Preferito: un termostato programmabile o intelligente

Il cronotermostato offre il grande vantaggio di accendere e spegnere automaticamente il riscaldamento secondo le fasce orarie che ti sei definito. Può adattarsi perfettamente allo stile di vita di tutti (ad esempio: orari di sveglia, orari sfalsati, presenza o assenza nei fine settimana, ecc.).

Lo svantaggio è che molti utenti non sanno come programmare il proprio termostato. È impostato in fabbrica e bisogna personalizzare le temperature e gli orari di riscaldamento.

> Leggi Come regolare il termostato e le valvole dei radiatori?

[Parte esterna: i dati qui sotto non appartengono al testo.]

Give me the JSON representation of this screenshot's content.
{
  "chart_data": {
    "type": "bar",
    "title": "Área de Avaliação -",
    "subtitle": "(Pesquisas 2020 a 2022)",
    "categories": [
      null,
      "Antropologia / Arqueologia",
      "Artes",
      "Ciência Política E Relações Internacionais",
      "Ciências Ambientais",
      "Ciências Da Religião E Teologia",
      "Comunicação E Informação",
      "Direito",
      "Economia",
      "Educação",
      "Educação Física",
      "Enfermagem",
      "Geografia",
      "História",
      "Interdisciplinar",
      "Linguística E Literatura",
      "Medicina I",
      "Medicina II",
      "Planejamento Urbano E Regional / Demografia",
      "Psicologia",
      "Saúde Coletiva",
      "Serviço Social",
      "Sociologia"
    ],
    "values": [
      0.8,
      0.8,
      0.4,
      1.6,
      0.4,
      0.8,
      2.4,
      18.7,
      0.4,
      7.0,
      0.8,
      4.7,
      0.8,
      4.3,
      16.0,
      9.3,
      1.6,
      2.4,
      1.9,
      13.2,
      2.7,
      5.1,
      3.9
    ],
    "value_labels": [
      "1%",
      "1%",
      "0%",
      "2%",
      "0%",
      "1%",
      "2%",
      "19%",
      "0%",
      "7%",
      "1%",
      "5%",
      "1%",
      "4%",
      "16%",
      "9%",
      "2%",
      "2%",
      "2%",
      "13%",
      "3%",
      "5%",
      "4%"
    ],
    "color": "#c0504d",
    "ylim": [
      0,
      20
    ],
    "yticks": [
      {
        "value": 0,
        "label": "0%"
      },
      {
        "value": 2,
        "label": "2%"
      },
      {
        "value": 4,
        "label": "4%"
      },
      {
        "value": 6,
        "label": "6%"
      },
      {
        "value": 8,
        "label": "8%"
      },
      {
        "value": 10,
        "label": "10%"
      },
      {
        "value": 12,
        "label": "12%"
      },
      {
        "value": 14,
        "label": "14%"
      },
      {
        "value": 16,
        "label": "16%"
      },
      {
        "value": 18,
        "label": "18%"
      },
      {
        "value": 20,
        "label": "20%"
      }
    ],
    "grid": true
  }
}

Ci sono anche cronotermostati wireless e programmabili. Possono essere utili se una stanza diversa dal soggiorno deve fungere da sala controllo (ovvero il luogo in cui deve essere raggiunta la temperatura programmata).

Per esempio :

  • se utilizzi spesso un ufficio o un’officina. Cerchiamo quindi di raggiungere i 19 o 20 ° C in quella stanza, senza dover riscaldare anche l’intero soggiorno (dove spesso si trova il termostato).
  • può essere utile anche se il bagno non è mai abbastanza caldo perché il soggiorno si riscalda velocemente. Quindi posizioniamo il termostato wireless nel bagno prima di fare la doccia.

Per il riscaldamento 2.0 in cui non devi regolare nulla da solo, opti per un termostato intelligente . Impara da solo dalle abitudini di riscaldamento.

Per risparmiare, però, bisogna darle le giuste indicazioni: riscaldarsi di giorno a 19 o 20 ° C e scendere a 15-16 ° C di notte e durante le assenze.

Questo tipo di termostato permette anche di controllare il riscaldamento da remoto tramite uno smartphone. In teoria questo è un vantaggio perché ti permette di spegnere il riscaldamento quando te ne sei dimenticato quando esci o di riaccenderlo se torni a casa prima del previsto. In pratica, è più un gadget, soprattutto perché devi tenere acceso il modem e lo smartphone sul naso.

La sua migliore risorsa: fornisce una cronologia dei consumi e ti consente di capire cosa funziona meglio a casa. Questo può essere basato sul numero di ore di funzionamento della caldaia e sulle temperature esterne, oppure sull’effettivo consumo della caldaia.
 

Evitare: un termostato manuale

È il più semplice: va impostato a 19 o 20 ° C quando è necessario riscaldare ea 15 o 16 ° in caso di assenza e durante la notte.

Il suo grande svantaggio: se dimentichi di abbassare il riscaldamento quando esci, l’alloggio viene riscaldato tutto il giorno per niente.

Se ne abbiamo uno, ci accontentiamo. È meglio di niente termostato. Ma piuttosto installiamo un modello che offre precisione (digitale) e programmabile.
 

Premio di installazione

A Bruxelles (ma non in Vallonia o nelle Fiandre), abbiamo diritto a un bonus da 25 a 100 € (a seconda del reddito) per installare un termostato. Informazioni sul sito web di Bruxelles Environnement.